Sur appel de l’employeur, la Cour avait, par arrêt du 28 juin 2012, dit que ce n’était que durant une période de trois mois que le préjudice matériel était à indemniser, condamné la S.A. SOC.1.) à payer 3.034,92.- € de ce chef à X.) , condamné l’employeur à rembourser à l’ETAT DU GRAND- DUCHE DE LUXEMBOURG, ci- après l’Etat, pris en sa qualité de gestionnaire du Fonds pour l’emploi, un montant de 12.620,70.- € à titre d’indemnités de chômage avancées et confirmé la décision de première instance pour le surplus. Cette décision avait été cassée par arrêt du 16 mai 2013, pour défaut de réponse au moyen que c’était par sa propre faute, et sans y être obligé, que l’Etat avait versé des indemnités de chômage à X.) . Dans le cadre de la procédure poursuivie après l’arrêt de cassation, l’Etat a sollicité la condamnation de la S.A. SOC.1.) sur base des dispositions de l’article L. 521-4 (5) du code du travail, sinon sur le fondement des articles 1382 et 1383, voire 1370 et suivants du code civil. Par arrêt du 22 octobre 2015, la demande a été déclarée non fondée sur base de l’article L. 521- 4 (5) du code du travail et la Cour a invité les parties à examiner dans quelle mesure elle était compétente pour en connaître sur le fondement des dispositions du code civil qui avaient été invoquées par l’Etat. La demande de X.) ayant été toisée dans son intégralité, il n’est plus concerné par le litige.
Tant l’Etat, que le curateur de la S.A. SOC.1.) estiment que la compétence de la Cour est donnée.
Abstraction faite du caractère justifié ou non de ces conclusions, la Cour relève que la matière du remboursement des indemnités de chômage est réglementée spécifiquement par l’article L. 521- 4 du code du travail. En vertu de l’adage « specialia generalibus derogant », elle est dès lors appelée à examiner dans quelle mesure l’action de l’Etat peut être introduite sur base d’une autre disposition légale.

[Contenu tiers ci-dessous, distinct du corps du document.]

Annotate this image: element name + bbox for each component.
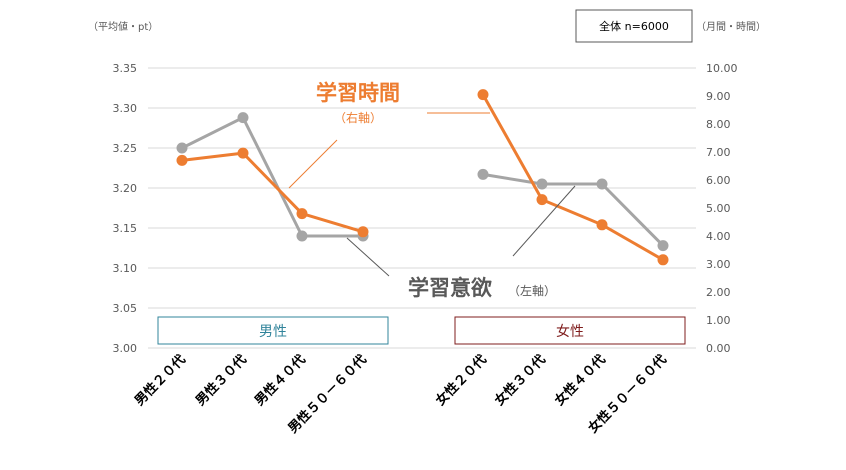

Les parties n’ayant pas analysé cette question, il convient, avant tout autre progrès en cause, de les inviter à le faire.
PAR CES MOTIFS:
la Cour d’appel, huitième chambre, siégeant en matière de droit du travail, statuant contradictoirement, sur le rapport du magistrat de la mise en état,
constate que X.) n’est plus concerné par le litige,
pour le surplus et avant tout autre progrès en cause,
révoque l’ordonnance de clôture du 14 février 2017 et rouvre les débats sur tous les aspects non tranchés du litige,
invite les parties à examiner dans quelle mesure l’adage « specialia generalibus derogant » s’oppose à ce qu’une demande en remboursement d’indemnités de chômage avancées par l’ETAT DU GRAND -DUCHE DE LUXEMBOURG, pris en sa qualité de gestionnaire du Fonds pour l’emploi, puisse être formulée sur une autre base légale que l’article L. 521- 4 (5) du code du travail,
réserve les droits des parties et les dépens.
La lecture de cet arrêt a été faite à l’audience publique indiquée ci-dessus par Serge THILL, premier conseiller, président, en présence du greffier Alain BERNARD.